Key Features of DICE-Talk

Emotion-Driven Dynamic Portrait Generation: Generates dynamic portrait videos with specific emotional expressions based on input audio and a reference image.
Identity Preservation: Maintains the identity features of the reference image during video generation, preventing identity leakage or confusion.
High-Quality Video Output: Achieves high standards in visual quality, lip synchronization, and emotional expression.
Strong Generalization: Capable of adapting to unseen identity-emotion combinations, demonstrating strong generalization capability.
User Control: Allows users to specify desired emotional targets to control the emotional expression in generated videos, enabling a high degree of customization.
Multimodal Input: Supports multiple input modalities including audio, video, and reference images.

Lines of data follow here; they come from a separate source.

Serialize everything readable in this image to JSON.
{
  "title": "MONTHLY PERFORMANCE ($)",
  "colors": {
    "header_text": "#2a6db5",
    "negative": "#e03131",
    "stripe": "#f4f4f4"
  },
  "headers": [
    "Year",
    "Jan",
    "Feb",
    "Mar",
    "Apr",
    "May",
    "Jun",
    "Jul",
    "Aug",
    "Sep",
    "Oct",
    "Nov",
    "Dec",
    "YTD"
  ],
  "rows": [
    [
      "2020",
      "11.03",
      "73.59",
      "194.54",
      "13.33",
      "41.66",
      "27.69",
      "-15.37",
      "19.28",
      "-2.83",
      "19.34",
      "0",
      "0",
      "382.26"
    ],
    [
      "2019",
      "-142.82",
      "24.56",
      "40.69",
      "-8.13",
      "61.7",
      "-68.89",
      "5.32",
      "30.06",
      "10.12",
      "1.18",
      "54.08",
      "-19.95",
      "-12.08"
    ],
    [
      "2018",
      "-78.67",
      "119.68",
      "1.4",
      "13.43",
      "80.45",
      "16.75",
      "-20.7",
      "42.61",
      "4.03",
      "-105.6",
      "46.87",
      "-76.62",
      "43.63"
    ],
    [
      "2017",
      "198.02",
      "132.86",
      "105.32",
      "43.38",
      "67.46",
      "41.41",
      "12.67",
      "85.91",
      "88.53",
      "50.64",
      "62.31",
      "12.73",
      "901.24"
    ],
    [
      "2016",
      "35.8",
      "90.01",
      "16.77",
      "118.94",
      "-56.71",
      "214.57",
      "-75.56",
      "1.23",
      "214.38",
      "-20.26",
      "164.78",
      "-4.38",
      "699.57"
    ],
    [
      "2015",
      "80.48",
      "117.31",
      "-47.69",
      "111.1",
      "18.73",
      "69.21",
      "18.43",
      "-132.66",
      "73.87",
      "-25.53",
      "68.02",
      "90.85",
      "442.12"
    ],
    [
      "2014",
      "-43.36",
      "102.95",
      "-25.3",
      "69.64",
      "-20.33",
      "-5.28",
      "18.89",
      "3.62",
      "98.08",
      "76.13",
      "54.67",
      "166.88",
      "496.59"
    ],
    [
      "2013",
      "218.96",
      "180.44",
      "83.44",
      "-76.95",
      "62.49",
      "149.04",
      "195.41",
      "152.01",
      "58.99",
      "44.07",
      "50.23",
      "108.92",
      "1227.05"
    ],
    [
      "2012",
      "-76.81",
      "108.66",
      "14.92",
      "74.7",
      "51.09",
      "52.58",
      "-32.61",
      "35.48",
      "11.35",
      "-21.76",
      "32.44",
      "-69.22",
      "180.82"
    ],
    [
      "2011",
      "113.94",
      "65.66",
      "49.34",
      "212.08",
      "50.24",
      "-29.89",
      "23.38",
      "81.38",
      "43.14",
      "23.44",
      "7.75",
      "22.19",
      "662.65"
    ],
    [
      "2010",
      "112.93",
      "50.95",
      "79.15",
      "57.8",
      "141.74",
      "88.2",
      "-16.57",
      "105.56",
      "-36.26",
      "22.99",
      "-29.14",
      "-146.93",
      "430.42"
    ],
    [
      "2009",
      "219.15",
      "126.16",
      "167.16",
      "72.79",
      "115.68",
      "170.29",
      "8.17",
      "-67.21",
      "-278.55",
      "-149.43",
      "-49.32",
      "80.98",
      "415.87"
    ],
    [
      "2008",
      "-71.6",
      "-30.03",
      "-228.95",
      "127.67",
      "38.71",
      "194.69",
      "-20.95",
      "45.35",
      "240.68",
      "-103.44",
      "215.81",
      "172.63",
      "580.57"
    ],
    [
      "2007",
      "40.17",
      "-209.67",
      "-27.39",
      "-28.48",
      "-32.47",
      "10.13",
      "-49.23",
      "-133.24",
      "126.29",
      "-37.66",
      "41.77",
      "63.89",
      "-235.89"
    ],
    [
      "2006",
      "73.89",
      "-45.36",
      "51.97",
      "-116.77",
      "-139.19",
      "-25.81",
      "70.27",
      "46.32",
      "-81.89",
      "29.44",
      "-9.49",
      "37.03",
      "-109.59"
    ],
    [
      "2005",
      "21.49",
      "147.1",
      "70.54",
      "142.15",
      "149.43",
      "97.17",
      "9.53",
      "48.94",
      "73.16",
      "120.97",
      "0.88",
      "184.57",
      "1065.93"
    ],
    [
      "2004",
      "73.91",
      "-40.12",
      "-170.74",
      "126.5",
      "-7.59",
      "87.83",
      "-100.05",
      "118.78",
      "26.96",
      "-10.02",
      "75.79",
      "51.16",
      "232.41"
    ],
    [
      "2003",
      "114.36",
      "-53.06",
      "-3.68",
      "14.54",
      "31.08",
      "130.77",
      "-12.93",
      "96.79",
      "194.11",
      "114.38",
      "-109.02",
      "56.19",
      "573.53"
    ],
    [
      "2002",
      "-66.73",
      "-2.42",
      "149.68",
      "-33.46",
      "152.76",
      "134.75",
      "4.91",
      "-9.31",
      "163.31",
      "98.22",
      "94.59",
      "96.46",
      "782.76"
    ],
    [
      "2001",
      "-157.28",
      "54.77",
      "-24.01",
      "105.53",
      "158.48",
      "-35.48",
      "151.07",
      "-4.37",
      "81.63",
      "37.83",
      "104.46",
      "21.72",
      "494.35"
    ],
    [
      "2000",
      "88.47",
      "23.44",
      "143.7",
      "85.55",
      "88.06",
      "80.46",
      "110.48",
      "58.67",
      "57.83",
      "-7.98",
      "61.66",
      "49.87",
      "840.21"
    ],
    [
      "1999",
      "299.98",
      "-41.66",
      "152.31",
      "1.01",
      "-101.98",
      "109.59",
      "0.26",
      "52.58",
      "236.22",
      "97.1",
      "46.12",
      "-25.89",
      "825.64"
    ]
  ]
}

Technical Principles of DICE-Talk

Disentangling Identity and Emotion: Utilizes a cross-modal attention mechanism to jointly model audio and visual emotional cues, representing emotions as identity-independent Gaussian distributions. Emotional embeddings are trained using contrastive learning (e.g., InfoNCE loss) to cluster features of the same emotion while separating those of different emotions.
Emotion Association Enhancement: The emotion library is a learnable module that stores feature representations of various emotions. Through vector quantization and attention-based feature aggregation, it learns the relationships between emotions. This helps the model generate a wider range of emotions by understanding their interrelations.
Emotion Discrimination Objective: During the video generation process, an emotion discriminator ensures emotional consistency by being co-trained with the diffusion model. This ensures the generated video matches the target emotion while maintaining visual quality and accurate lip synchronization.
Diffusion-Based Framework: Begins from Gaussian noise and progressively denoises to generate the target video. A variational autoencoder (VAE) maps video frames to a latent space, where Gaussian noise is gradually introduced and removed via the diffusion model. During denoising, a cross-modal attention mechanism incorporates the reference image, audio features, and emotion features to guide the video generation.

Project Resources

Official Website: https://toto222.github.io/DICE-Talk/
GitHub Repository: https://github.com/toto222/DICE-Talk
arXiv Paper: https://arxiv.org/pdf/2504.18087

Application Scenarios of DICE-Talk

Digital Humans and Virtual Assistants: Enhances emotional expression in digital avatars and virtual assistants, making human-computer interactions more natural and engaging.
Film and Animation Production: Facilitates fast generation of emotion-rich portrait videos for special effects and animation, improving efficiency and reducing costs.
Virtual and Augmented Reality: Enables emotionally responsive virtual characters in VR/AR settings, enhancing immersion and emotional resonance.
Online Education and Training: Creates emotionally engaging teaching videos, making learning more lively and effective.
Mental Health Support: Develops emotion-aware virtual characters for use in psychological therapy and emotional support, helping users express and understand emotions better.